What it Feels Like to Get Health Insurance

Tuesday, November 15, 2011

And So "The Mission" Began ...

"How much longer do you think it'll take before my feet and legs are strong again?"


I was sitting on a table while my physical therapist was pummeling my feet with his bear-paw-sized hands, gripping a hand towel and gritting my teeth through the pain.


He paused and looked up. "Well, I'd say you need to come in here for at least three months."


"Huh."


He went back to the torture.


"Well, let me ask you this."


He stopped again and looked up.


"How long do you think it'll take before I'm ready to do something like ... take a part-time job at a place like Starbucks? Just something simple, like serve coffee to people?"

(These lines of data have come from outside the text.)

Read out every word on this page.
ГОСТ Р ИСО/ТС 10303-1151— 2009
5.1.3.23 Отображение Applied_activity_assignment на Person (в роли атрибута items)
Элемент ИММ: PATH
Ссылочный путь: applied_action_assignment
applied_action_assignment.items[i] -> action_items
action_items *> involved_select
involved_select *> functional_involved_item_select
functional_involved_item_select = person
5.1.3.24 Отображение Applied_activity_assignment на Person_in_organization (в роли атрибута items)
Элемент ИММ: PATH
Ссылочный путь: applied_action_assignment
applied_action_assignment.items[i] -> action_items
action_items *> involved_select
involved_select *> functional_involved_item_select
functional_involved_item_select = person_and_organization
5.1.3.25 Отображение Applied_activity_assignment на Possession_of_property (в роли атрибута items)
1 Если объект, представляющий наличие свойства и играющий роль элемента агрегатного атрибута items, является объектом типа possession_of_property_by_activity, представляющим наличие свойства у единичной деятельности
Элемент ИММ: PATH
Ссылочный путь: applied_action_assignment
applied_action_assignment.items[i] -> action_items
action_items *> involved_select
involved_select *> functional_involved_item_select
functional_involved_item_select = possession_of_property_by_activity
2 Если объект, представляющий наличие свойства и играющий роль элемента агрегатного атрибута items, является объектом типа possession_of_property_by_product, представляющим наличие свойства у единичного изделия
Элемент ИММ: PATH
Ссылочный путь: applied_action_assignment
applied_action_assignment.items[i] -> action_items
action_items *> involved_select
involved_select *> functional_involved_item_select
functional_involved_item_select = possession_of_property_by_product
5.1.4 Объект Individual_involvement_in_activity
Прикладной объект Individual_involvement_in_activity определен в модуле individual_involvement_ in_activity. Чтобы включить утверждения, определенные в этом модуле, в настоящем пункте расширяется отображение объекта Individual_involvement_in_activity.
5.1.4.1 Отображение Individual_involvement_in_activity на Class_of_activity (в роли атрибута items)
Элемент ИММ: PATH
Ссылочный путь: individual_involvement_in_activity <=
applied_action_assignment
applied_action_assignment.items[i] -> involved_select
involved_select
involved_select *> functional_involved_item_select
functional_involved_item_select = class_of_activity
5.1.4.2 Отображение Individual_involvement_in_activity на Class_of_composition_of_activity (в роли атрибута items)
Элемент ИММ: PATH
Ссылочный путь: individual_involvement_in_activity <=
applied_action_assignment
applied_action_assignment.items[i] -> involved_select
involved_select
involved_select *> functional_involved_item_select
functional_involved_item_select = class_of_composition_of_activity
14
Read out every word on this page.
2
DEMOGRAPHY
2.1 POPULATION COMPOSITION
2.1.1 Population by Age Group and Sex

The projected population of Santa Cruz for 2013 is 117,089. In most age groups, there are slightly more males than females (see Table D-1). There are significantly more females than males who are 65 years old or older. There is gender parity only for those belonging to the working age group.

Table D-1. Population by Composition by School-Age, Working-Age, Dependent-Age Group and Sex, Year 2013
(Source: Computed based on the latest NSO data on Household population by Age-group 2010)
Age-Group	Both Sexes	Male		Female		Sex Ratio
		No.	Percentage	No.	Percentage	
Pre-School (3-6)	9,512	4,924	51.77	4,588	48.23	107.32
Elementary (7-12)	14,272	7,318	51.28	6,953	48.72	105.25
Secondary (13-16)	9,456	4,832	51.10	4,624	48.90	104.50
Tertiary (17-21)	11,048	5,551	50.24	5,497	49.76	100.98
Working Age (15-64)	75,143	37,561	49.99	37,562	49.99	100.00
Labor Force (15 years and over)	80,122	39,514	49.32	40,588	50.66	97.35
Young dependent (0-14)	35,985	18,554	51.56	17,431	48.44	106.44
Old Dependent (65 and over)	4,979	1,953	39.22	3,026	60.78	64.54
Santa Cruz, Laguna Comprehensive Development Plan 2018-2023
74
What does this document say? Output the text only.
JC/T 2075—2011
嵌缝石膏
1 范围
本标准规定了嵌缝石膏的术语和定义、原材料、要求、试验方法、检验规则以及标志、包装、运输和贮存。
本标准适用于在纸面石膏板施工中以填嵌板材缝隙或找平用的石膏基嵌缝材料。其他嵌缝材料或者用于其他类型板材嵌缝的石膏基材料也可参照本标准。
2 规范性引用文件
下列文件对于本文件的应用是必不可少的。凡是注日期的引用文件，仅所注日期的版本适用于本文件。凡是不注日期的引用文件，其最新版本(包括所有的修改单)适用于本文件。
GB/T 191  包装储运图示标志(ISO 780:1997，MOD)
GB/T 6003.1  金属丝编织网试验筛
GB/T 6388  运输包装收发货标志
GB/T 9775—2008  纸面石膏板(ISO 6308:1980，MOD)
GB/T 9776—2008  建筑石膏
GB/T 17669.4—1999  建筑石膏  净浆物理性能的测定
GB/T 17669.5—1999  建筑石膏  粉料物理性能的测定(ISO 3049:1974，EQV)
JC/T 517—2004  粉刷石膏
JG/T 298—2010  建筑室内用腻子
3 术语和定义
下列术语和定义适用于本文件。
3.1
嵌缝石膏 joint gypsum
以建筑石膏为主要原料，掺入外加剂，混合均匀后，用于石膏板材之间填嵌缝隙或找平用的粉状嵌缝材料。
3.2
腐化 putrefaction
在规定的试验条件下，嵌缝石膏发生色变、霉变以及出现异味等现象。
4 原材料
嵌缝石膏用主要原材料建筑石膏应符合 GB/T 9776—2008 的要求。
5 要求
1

"Well, let's see ... You'd have to stand on your feet for hours at a time. Right now, your legs can't handle that, and we know your feet would break. So why don't you focus on doing the physical therapy, and then think about getting a part-time job, if that's what you want to do?"


"OK."


He smiled and grabbed a calf and proceeded to rub it so hard that I felt like a hot coal was burning into the muscle. I put the hand towel in my mouth and bit down on it to keep from screaming. And then to distract myself from the agony, I started doing some calculations in my head.


If I was getting a certain amount per month for stories -- and going to physical therapy -- and paying out $503 per month for health insurance -- and still couldn't continue to market for new work because the pain was so intense ... I could only do it for so long before I'd run out of money. There just wasn't enough coming in to keep up with the cost of what was going out.


BUT.


I also had heard via friends there were actually companies that included part-time workers in their health insurance plans. If I could find a company like that, I could work on the side, get coverage at a cheaper rate while freelancing and come out ahead financially.


However, there was this little problem with the threat of the bones in my feet breaking.


My Mission was clear, though.


I resolved, right there on that table in the physical therapist's office, that I would overcome this physical limitation. I would do whatever he said, go through whatever pain I had to endure, give my entire focus to getting well again ... so that I could get a part-time job and attain affordable health insurance. I would work myself to death on the Spanish Inquisition Machine, lift weights with my legs, curl my toes into towels to strengthen my feet and silently curse into a towel while my legs and feet were hammered again and again.


If I could get affordable health insurance, it would all be worth it. If I could provide health care for me and my child, all of it was necessary.


I set my face like flint and resolved to achieve the Mission Impossible.